Un pariente del Dr. Nasrallah, el farmacéutico cuya casa familiar defendía Raquel cuando fue asesinada, me dijo que se sentía como si Rafah hubiera sido absorbida por un «agujero negro, donde no se aplican las normas internacionales, y el mundo no puede vernos ni sentirnos».

Describe cómo una tarde regresó a casa y se encontró con una escena de carnicería, las secuelas de un ataque aéreo contra un edificio vecino, en el que al menos dos familias fueron aniquiladas por completo y otra perdió a dos hijos. (Los amigos de Nasrallah están recolectando fondos para ayudarlos a salir del peligro).
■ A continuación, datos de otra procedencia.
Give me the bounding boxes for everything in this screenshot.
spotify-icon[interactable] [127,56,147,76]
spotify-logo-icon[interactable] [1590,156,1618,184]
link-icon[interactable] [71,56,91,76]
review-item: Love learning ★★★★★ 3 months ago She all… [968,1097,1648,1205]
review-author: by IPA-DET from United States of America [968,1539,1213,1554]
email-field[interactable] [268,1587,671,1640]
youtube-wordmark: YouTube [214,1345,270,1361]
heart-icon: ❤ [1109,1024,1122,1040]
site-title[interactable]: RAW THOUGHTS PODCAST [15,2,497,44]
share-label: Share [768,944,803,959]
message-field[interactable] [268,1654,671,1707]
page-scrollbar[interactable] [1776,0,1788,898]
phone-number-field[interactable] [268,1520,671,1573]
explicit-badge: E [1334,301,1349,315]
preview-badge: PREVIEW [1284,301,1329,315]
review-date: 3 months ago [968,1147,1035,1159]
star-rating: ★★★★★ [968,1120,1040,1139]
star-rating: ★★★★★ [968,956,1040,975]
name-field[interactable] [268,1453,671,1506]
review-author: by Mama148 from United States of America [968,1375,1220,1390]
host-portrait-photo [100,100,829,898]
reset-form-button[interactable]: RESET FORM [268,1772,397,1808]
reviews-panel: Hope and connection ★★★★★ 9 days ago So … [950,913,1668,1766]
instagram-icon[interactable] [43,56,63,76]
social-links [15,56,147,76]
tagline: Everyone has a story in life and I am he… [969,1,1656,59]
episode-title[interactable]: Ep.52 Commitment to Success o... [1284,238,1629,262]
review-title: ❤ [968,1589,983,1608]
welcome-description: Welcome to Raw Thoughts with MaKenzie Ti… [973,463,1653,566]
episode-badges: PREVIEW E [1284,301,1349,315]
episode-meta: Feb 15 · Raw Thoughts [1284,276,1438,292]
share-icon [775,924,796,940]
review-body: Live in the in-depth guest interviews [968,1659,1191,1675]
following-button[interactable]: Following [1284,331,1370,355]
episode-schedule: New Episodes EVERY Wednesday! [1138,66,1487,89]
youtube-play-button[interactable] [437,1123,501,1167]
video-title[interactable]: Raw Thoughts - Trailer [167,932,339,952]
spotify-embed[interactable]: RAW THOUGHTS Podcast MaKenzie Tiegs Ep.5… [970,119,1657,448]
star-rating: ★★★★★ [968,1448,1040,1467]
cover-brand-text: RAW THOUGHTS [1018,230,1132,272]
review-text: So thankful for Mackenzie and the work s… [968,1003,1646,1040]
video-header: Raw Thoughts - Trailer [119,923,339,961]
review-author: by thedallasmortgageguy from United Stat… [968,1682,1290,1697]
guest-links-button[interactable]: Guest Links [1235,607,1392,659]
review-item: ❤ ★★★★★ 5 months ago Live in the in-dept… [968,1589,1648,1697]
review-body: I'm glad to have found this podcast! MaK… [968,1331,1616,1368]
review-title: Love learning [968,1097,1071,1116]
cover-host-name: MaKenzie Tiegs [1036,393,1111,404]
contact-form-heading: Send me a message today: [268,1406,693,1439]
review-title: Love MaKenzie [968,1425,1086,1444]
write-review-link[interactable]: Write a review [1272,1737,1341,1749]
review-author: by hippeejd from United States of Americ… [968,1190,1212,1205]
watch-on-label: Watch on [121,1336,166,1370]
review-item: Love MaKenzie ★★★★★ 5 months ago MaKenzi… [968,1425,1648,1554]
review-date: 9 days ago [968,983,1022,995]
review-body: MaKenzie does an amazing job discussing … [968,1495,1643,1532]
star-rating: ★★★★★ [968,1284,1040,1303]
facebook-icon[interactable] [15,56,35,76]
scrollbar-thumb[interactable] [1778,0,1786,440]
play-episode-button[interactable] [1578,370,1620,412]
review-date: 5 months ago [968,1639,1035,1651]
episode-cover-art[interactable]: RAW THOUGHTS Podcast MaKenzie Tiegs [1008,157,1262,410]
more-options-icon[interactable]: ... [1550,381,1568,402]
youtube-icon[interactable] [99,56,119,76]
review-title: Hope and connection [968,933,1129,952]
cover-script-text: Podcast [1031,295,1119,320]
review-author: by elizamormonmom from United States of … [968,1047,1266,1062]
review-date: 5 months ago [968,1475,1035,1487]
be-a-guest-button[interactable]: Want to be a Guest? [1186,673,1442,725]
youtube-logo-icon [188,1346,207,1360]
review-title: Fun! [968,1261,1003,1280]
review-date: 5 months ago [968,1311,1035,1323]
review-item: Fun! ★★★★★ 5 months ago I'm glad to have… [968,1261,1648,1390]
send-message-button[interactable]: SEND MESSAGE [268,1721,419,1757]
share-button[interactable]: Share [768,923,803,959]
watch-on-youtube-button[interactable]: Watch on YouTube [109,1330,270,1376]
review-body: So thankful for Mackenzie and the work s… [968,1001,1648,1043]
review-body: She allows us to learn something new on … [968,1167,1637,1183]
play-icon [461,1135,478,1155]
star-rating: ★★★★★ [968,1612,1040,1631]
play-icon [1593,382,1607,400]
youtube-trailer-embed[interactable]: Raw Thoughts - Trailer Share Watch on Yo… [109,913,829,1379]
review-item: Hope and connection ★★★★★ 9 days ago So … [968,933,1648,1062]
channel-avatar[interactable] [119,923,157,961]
El familiar, que pidió que no se utilizara su nombre, dijo que ahora es habitual ver a hombres que rompen a llorar ante la más mínima derrota, incapaces de mantener a sus esposas o hijos. «Hablamos», dijo, «de una delgada línea entre la vida y la muerte».

Una invasión de Rafah, que puede demorarse varias semanas, sería un desastre «inimaginable», según los médicos de Naciones Unidas. Como dijo Rachel unas semanas antes de ser asesinada: «Creo que es una buena idea que todos dejemos todo y dediquemos nuestras vidas a hacer que esto pare».